Le tonneau des Danaïdes
Elle n'a pas faim. Jamais.
Elle mange pour lui faire plaisir. Elle a toujours fait ça.
Elle a bien vu que ça « la » calme, que ça fait taire ses bavardages.
Qu’après tout redevient normal. Comme avant. Avant le vide et sa façon de le remplir, de plaintes et de ménage.
C'est toujours ainsi.
Elle a le ventre plein. Elle a le ventre rond.
Comme la forme du soleil sous le pont de l'arc en ciel.
Un ventre qui repousse au dehors les mille colliers de « sa » douleur.
Qu'elle absorbe.
Elle a la peau d'un rose buvard, un visage de poupée noire, les seins gonflés de tout ce lait pour la nourrir.
Les rôles sont inversés.
La mère ne peut garder pour elle. Sa fille, c'est comme un vase. Fragile et sur le point de casser. Les fissures annoncent l'éclatement du verre, ses brisures et les eaux troubles qui se déversent, se perdent.
Grossesse renversée.
La fille, repue, « attend » la mère, la berce dans son ventre.
Elle marche dans la vie comme un fleuve qui sort de son lit.

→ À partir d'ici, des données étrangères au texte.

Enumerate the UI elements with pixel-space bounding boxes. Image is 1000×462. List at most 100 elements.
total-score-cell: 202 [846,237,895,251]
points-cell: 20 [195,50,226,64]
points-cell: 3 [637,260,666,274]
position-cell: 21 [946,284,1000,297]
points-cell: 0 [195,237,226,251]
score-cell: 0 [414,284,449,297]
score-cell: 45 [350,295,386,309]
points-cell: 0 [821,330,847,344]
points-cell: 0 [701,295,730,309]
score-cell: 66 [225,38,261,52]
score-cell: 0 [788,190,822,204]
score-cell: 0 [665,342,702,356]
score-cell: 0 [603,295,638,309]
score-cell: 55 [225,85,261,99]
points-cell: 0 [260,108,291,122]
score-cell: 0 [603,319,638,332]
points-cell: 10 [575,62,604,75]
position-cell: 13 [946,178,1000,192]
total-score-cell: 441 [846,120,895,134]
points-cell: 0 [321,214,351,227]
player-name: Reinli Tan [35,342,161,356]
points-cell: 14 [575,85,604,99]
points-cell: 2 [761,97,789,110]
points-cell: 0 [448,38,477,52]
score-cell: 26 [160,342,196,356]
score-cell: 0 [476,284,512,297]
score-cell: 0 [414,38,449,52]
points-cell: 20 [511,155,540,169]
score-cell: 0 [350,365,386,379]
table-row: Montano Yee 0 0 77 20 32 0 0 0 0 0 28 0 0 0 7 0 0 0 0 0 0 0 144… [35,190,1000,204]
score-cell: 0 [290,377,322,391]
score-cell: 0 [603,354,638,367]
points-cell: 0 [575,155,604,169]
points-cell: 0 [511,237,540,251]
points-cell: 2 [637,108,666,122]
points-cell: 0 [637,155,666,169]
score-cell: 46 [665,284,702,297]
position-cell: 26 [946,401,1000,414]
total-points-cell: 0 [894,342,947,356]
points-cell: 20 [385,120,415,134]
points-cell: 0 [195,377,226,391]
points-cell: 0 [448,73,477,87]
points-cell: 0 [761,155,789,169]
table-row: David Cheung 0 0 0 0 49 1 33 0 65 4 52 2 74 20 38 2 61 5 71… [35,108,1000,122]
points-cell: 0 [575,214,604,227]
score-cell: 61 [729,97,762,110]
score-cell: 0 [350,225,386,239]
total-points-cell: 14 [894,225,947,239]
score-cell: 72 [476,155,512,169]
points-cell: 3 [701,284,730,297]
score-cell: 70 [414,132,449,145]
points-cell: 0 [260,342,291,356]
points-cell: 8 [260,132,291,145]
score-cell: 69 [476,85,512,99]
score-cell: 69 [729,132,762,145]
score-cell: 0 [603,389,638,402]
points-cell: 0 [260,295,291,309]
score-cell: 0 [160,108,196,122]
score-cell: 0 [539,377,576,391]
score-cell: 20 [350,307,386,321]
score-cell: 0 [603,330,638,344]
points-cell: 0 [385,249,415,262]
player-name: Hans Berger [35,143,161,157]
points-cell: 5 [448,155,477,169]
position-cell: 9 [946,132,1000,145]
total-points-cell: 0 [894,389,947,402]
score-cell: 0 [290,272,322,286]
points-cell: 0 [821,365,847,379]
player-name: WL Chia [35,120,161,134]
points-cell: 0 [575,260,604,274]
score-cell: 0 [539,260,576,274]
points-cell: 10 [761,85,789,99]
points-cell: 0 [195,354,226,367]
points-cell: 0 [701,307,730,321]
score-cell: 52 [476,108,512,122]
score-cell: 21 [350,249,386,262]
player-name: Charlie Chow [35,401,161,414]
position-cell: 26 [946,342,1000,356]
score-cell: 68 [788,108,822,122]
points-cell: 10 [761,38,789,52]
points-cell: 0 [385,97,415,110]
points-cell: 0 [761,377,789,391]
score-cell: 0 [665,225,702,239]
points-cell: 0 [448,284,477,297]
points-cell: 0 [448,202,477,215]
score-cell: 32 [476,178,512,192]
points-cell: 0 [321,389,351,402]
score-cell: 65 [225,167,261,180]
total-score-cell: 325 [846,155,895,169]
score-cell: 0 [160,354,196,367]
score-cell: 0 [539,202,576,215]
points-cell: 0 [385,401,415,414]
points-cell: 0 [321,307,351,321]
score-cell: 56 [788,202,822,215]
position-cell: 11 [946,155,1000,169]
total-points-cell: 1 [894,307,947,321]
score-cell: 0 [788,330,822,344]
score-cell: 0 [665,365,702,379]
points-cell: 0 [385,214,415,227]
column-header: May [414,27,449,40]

Elle inonde sur son passage les rues et les places du village. Elle reverse ce qui déborde en elle.
Elle a trop reçu. Sans retenue.
On lui a trop pris. Les yeux de sa mère n'ont fait que mordre et aspirer.
Alors la fille, c'est le tonneau des Danaïdes. Elle déborde et se vide, devient avide. Incapable à son tour de garder.
Mendiante fauchée par une main pressante et gourmande. Une main mise.
Mais les choses sont ainsi faites que même les meilleures ont une fin.
Un beau matin, la poitrine crevassée de tristesse de la fille s'est déchirée.
La lumière est entrée. Par le cœur.
Il a fallu partir. Mettre entre elles une distance aussi grande que celle qui existe entre la terre et la lune.
Histoire de respirer, elle a pris le chemin des montagnes.
Ça a pris une vie.
De nettoyer la poussière de ses poumons asphyxiés.
De cesser d'être un objet, poupée désarticulée.
Quelques foulées dans l'herbe haute, la neige et le travail ont aidé.
Travail de l'écriture, de la pensée. Raturée.
Une vie pour lâcher la main tendue. Lui rendre ses peurs et ses chagrins.
Pour casser le vase, en retrouver les bords.
Pour renoncer à consoler la mère malade, la laisser face à son vide, face à son vague à l'âme.
Et puis petit à petit, la faim est revenue. Le manque aussi.
Elle a revu sa mère au jour anniversaire, et puis bientôt, les jours ordinaires.